A region of mountainous forests in Sri Lanka and an isolated archipelago off Hawaii have been added to UNESCO’s World Heritage list, officials of the UN cultural and scientific body said Saturday.

The World Heritage Committee of the United Nations Educational, Scientific and Cultural Organization decided to add the two sites on Friday as it held a 10-day meeting to revise the list in Brasilia.

The additions brought to 892 the number of environmentally or culturally unique sites considered important to our planet and civilizations.

Sri Lanka’s highland region, situated in the south central part of the island, was added because of its "extraordinary range of flora and fauna," which includes endangered species such as the langur and loris primates and the Sri Lankan leopard, a UNESCO statement said.

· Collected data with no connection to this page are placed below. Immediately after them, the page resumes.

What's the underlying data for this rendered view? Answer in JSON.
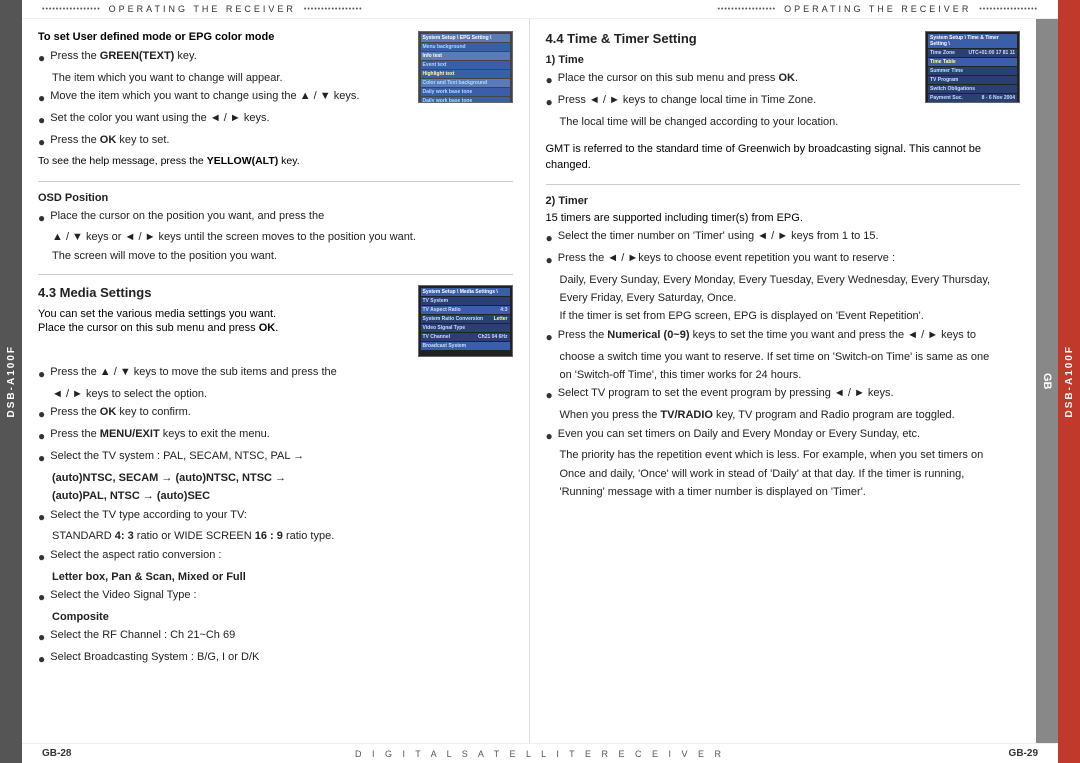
{
  "left_side_tab": "DSB-A100F",
  "right_side_tab": "DSB-A100F",
  "gb_tab": "GB",
  "header": {
    "dots_left": "•••••••••••••••••",
    "title_left": "OPERATING THE RECEIVER",
    "dots_right_1": "•••••••••••••••••",
    "dots_left_2": "•••••••••••••••••",
    "title_right": "OPERATING THE RECEIVER",
    "dots_right_2": "•••••••••••••••••"
  },
  "footer": {
    "left_page": "GB-28",
    "center": "D I G I T A L   S A T E L L I T E   R E C E I V E R",
    "right_page": "GB-29"
  },
  "left_column": {
    "set_user_defined_title": "To set User defined mode or EPG color mode",
    "set_user_defined_bullets": [
      {
        "bullet": "●",
        "text": "Press the GREEN(TEXT) key."
      },
      {
        "bullet": "",
        "indent": true,
        "text": "The item which you want to change will appear."
      },
      {
        "bullet": "●",
        "text": "Move the item which you want to change using the ▲ / ▼ keys."
      },
      {
        "bullet": "●",
        "text": "Set the color you want using the ◄ / ► keys."
      },
      {
        "bullet": "●",
        "text": "Press the OK key to set."
      }
    ],
    "yellow_alt_text": "To see the help message, press the YELLOW(ALT) key.",
    "osd_position_title": "OSD Position",
    "osd_position_bullets": [
      {
        "bullet": "●",
        "text": "Place the cursor on the position you want, and press the"
      },
      {
        "indent": true,
        "text": "▲ / ▼ keys or ◄ / ► keys until the screen moves to the position you want."
      },
      {
        "indent": true,
        "text": "The screen will move to the position you want."
      }
    ],
    "media_settings_title": "4.3 Media Settings",
    "media_settings_intro1": "You can set the various media settings you want.",
    "media_settings_intro2": "Place the cursor on this sub menu and press OK.",
    "media_settings_bullets": [
      {
        "bullet": "●",
        "text": "Press the ▲ / ▼ keys to move the sub items and press the"
      },
      {
        "indent": true,
        "text": "◄ / ► keys to select the option."
      },
      {
        "bullet": "●",
        "text": "Press the OK key to confirm."
      },
      {
        "bullet": "●",
        "text": "Press the MENU/EXIT keys to exit the menu."
      },
      {
        "bullet": "●",
        "text": "Select the TV system : PAL, SECAM, NTSC, PAL →"
      },
      {
        "indent": true,
        "bold": true,
        "text": "(auto)NTSC, SECAM → (auto)NTSC, NTSC →"
      },
      {
        "indent": true,
        "bold": true,
        "text": "(auto)PAL, NTSC → (auto)SEC"
      },
      {
        "bullet": "●",
        "text": "Select the TV type according to your TV:"
      },
      {
        "indent": true,
        "text": "STANDARD 4: 3 ratio or WIDE SCREEN 16 : 9 ratio type."
      },
      {
        "bullet": "●",
        "text": "Select the aspect ratio conversion :"
      },
      {
        "indent": true,
        "bold": true,
        "text": "Letter box, Pan & Scan, Mixed or Full"
      },
      {
        "bullet": "●",
        "text": "Select the Video Signal Type :"
      },
      {
        "indent": true,
        "bold": true,
        "text": "Composite"
      },
      {
        "bullet": "●",
        "text": "Select the RF Channel : Ch 21~Ch 69"
      },
      {
        "bullet": "●",
        "text": "Select Broadcasting System : B/G, I or D/K"
      }
    ]
  },
  "right_column": {
    "timer_setting_title": "4.4 Time & Timer Setting",
    "time_title": "1) Time",
    "time_bullets": [
      {
        "bullet": "●",
        "text": "Place the cursor on this sub menu and press OK."
      },
      {
        "bullet": "●",
        "text": "Press ◄ / ► keys to change local time in Time Zone."
      },
      {
        "indent": true,
        "text": "The local time will be changed according to your location."
      }
    ],
    "gmt_text": "GMT is referred to the standard time of Greenwich by broadcasting signal. This cannot be changed.",
    "timer_title": "2) Timer",
    "timer_intro": "15 timers are supported including timer(s) from EPG.",
    "timer_bullets": [
      {
        "bullet": "●",
        "text": "Select the timer number on 'Timer' using ◄ / ► keys from 1 to 15."
      },
      {
        "bullet": "●",
        "text": "Press the ◄ / ►keys to choose event repetition you want to reserve :"
      },
      {
        "indent": true,
        "text": "Daily, Every Sunday, Every Monday, Every Tuesday, Every Wednesday, Every Thursday,"
      },
      {
        "indent": true,
        "text": "Every Friday, Every Saturday, Once."
      },
      {
        "indent": true,
        "text": "If the timer is set from EPG screen, EPG is displayed on 'Event Repetition'."
      },
      {
        "bullet": "●",
        "text": "Press the Numerical (0~9) keys to set the time you want and press the ◄ / ► keys to"
      },
      {
        "indent": true,
        "text": "choose a switch time you want to reserve. If set time on 'Switch-on Time' is same as one"
      },
      {
        "indent": true,
        "text": "on 'Switch-off Time', this timer works for 24 hours."
      },
      {
        "bullet": "●",
        "text": "Select TV program to set the event program by pressing ◄ / ► keys."
      },
      {
        "indent": true,
        "text": "When you press the TV/RADIO key, TV program and Radio program are toggled."
      },
      {
        "bullet": "●",
        "text": "Even you can set timers on Daily and Every Monday or Every Sunday, etc."
      },
      {
        "indent": true,
        "text": "The priority has the repetition event which is less. For example, when you set timers on"
      },
      {
        "indent": true,
        "text": "Once and daily, 'Once' will work in stead of 'Daily' at that day. If the timer is running,"
      },
      {
        "indent": true,
        "text": "'Running' message with a timer number is displayed on 'Timer'."
      }
    ]
  }
}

The United States’ Papahanaumokuakea archipelago, located 250 kilometers (160 miles) northwest of the main group of Hawaiian islands, was included because of its "deep cosmological and traditional significance for living Native Hawaiian culture… as the place where it is believed that life originates and to where the spirits return after death."

During its meeting in the Brazilian capital, which wraps up Tuesday, UNESCO’s World Heritage Committee also went over its list of endangered sites.

On Friday, it added Florida’s Everglades and Madagascar’s tropical forest to that roll, which is meant to ring alarm bells and encourage protective measures.